Quero reiterar que estou extremamente feliz e honrado com os apoios que recebi até aqui. Apoios de partidos que têm história na vida brasileira, partidos que disputaram a eleição, como o PSB, em especial, como o PV, como o PSC, apoio de partido com a história que tem o PPS.  Isso é uma demonstração clara de confiança no nosso projeto. Reafirmei já ontem pela segunda vez, porque já havia feito isso anteriormente e faço hoje de novo, eu não sou mais o candidato do PSDB ou da nossa aliança inicial. Eu sou hoje o candidato das forças da mudança, das forças que querem encerrar esse ciclo perverso de governo e colocar no lugar um outro, que faça o Brasil crescer e avançar nos  seus programas sociais. Um programa de governo é uma obra em permanente construção. Sugestões que possam aprimorar o nosso programa serão sempre muito bem-vindas.
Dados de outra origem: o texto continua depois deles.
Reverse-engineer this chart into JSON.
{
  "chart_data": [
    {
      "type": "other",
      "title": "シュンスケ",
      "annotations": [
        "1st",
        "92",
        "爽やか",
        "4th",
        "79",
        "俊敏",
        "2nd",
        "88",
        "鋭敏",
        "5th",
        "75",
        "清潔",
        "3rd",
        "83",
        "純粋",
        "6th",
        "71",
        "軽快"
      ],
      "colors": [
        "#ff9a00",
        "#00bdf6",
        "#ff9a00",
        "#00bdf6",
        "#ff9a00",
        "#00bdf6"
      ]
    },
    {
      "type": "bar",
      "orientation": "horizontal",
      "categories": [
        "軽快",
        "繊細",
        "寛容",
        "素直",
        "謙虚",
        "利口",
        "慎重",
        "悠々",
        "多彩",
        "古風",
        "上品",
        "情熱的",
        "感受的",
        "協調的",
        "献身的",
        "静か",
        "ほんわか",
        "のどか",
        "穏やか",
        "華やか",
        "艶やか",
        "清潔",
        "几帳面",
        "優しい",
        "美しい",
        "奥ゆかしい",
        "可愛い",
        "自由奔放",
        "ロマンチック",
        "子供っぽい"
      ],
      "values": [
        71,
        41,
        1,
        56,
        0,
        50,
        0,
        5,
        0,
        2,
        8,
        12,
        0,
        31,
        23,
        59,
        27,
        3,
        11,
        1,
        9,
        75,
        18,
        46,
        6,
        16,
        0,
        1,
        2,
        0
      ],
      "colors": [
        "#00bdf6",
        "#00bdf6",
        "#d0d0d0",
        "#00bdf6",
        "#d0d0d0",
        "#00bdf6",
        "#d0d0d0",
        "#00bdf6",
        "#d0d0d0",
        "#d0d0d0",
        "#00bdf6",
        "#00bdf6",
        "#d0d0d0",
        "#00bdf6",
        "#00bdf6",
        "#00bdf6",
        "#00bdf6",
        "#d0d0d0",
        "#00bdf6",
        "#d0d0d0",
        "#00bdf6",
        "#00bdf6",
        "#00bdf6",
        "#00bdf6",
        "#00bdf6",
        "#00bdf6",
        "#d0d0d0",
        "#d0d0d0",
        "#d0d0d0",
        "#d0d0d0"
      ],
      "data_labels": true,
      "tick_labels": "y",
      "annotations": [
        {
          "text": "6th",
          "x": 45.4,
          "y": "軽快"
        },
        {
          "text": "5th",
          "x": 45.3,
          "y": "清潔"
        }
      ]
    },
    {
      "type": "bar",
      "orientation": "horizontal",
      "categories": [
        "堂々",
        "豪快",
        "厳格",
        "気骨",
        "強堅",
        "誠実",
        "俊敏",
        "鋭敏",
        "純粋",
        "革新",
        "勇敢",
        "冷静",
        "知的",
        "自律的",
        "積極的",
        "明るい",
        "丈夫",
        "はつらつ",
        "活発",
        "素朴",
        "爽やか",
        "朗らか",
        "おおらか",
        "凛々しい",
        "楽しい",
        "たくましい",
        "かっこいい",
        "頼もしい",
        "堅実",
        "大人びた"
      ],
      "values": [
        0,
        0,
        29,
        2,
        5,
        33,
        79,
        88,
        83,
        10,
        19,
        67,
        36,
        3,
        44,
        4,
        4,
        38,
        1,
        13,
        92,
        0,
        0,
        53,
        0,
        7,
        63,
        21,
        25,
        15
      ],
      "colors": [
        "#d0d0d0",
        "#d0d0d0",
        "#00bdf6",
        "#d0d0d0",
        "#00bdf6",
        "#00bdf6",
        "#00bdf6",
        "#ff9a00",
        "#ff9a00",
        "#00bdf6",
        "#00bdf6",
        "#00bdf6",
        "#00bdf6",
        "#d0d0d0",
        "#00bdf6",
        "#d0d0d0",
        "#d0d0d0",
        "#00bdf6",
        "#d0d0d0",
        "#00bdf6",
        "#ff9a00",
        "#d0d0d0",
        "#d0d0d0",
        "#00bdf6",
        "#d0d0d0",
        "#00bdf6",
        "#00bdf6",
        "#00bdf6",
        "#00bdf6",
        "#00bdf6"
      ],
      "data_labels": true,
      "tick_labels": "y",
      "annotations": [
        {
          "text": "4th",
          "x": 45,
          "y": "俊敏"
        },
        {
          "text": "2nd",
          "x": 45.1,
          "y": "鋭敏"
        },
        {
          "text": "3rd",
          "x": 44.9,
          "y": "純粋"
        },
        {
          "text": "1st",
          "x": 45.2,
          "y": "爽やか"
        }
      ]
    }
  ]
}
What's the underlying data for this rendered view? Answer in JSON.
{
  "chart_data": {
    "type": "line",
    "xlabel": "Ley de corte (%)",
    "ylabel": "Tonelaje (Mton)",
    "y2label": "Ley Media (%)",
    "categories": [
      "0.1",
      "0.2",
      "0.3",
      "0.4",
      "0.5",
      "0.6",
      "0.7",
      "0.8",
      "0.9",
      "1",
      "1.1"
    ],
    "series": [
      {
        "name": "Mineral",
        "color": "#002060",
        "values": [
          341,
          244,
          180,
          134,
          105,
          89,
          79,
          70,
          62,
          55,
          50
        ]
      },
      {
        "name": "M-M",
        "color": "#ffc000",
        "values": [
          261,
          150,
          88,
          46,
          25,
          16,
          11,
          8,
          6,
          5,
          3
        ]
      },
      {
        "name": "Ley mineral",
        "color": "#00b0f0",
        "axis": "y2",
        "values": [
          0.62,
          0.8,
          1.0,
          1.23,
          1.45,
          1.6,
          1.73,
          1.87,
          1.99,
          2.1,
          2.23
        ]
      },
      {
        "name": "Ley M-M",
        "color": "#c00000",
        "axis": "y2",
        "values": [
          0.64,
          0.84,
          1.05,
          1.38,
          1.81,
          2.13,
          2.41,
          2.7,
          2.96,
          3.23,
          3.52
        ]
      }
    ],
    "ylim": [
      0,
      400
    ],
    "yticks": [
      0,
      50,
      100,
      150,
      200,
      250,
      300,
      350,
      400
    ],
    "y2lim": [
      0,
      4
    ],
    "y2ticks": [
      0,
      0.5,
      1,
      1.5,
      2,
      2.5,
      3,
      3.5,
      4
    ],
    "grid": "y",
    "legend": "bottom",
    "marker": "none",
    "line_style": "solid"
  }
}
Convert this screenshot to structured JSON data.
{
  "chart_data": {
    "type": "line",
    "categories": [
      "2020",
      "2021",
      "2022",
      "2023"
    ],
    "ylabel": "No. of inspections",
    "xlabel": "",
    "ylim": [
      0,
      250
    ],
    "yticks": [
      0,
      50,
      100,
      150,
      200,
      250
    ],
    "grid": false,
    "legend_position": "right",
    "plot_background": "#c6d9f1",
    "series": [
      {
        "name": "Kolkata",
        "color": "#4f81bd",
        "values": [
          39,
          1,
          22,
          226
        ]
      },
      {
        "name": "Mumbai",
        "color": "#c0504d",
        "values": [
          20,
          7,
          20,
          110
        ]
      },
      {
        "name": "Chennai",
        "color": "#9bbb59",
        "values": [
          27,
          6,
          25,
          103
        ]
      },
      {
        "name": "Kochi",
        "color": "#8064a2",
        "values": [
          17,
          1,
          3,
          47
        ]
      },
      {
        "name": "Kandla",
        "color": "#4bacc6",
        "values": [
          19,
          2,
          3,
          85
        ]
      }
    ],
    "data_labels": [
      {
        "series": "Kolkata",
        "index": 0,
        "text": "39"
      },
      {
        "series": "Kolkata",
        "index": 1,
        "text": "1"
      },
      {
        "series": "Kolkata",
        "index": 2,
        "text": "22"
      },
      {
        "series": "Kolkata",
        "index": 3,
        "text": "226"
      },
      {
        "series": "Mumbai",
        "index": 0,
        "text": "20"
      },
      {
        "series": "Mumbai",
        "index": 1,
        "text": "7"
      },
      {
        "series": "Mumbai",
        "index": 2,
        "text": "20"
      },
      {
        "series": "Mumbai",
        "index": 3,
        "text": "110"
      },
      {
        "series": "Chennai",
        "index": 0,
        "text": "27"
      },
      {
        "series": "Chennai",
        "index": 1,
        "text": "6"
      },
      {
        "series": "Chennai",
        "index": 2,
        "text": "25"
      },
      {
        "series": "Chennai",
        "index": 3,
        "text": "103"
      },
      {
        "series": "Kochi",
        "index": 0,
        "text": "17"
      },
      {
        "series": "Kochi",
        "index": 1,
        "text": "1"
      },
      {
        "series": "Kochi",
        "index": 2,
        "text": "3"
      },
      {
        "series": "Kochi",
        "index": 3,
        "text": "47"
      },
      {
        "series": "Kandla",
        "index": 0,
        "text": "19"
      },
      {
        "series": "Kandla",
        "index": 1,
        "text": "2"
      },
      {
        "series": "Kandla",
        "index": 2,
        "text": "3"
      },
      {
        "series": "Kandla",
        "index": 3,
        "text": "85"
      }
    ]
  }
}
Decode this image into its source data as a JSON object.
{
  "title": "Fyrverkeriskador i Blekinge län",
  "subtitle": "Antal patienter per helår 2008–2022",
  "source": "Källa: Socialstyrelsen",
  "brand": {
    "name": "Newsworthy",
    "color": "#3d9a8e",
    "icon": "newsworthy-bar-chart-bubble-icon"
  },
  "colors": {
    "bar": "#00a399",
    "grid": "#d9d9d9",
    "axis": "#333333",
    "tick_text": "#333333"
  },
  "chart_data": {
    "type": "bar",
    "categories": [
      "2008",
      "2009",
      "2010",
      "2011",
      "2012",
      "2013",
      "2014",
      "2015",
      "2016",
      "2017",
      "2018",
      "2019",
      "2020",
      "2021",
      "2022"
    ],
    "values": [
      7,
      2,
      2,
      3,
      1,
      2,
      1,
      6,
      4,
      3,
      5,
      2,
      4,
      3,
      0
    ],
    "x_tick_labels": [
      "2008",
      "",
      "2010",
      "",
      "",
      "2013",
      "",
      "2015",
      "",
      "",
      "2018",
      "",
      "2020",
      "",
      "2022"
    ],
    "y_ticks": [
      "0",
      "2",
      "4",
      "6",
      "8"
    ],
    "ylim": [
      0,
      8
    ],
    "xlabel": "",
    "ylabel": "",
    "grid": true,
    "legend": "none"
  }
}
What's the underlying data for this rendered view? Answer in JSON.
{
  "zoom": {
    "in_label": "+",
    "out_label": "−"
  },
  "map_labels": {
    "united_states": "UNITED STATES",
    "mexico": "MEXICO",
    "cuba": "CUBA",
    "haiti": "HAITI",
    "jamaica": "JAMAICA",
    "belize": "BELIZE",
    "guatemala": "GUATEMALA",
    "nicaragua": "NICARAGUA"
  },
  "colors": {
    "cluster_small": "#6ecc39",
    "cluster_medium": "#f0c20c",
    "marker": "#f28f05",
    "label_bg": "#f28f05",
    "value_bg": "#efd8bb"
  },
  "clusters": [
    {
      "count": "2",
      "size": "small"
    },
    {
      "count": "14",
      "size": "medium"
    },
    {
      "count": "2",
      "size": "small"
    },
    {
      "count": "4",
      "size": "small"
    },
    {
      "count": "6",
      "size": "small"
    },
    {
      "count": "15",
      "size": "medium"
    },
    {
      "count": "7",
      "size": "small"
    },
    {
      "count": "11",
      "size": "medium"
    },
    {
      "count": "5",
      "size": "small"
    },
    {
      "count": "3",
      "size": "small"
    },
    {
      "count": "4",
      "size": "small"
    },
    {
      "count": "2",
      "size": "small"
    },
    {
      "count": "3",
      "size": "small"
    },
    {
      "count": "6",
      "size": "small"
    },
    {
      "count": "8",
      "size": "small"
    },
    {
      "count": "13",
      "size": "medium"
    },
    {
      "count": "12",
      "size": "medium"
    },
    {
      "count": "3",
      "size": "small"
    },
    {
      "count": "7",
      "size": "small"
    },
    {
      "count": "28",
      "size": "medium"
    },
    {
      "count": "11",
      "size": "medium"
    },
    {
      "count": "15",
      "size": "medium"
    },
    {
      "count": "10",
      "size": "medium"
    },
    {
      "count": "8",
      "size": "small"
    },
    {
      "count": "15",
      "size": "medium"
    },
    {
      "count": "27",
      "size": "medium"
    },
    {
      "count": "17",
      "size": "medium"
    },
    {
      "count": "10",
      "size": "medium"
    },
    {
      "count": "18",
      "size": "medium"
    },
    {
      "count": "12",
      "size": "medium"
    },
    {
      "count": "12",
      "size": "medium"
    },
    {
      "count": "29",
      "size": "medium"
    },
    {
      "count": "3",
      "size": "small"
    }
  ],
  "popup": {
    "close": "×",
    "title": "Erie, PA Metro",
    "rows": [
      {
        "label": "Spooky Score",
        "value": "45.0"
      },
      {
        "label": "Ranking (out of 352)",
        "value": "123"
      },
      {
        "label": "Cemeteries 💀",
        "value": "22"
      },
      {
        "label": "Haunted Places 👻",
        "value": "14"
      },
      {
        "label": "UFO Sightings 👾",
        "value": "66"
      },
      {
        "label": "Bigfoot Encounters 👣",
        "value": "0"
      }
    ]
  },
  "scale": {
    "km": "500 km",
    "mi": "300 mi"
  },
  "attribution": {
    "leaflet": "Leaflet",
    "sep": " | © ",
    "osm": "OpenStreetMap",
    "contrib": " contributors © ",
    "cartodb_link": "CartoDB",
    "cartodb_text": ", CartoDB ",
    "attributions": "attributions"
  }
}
O nosso programa tem já uma inserção no campo social, talvez não seja de conhecimento muito amplo, porque sei que programas eleitorais as pessoas não têm ainda o costume de ler com profundidade, mas desde as nossas diretrizes, ele tem uma inserção muito forte de manutenção dos programas sociais, no caso do Bolsa Família, de introdução de novos mecanismos que permitam a cada ano que as famílias mudem de faixa, diminuam as suas carências. Do ponto de vista da educação, falamos da nova escola brasileira. Temos um grande compromisso com a sustentabilidade, em um capítulo amplamente discutido com ambientalistas coordenado pelo companheiro Fabio Feldmann, inclusive [companheiro] da própria Marina.

Então, todas as sugestões que puderem aprimorar o nosso programa serão muito bem-vindas, mas quando se busca um apoio no segundo turno, na verdade, ele não pode nos levar também a abdicar daquilo que acreditamos que seja essencial para o país. Eu vejo que há muito mais convergência daquilo que tenho ouvido, aquilo que tenho lido em relação a propostas não oficiais ainda da candidata Marina, mas de pessoas do seu ciclo ou da Rede, vejo muito mais afinidades do que divergências, mas não recebi ainda essas propostas.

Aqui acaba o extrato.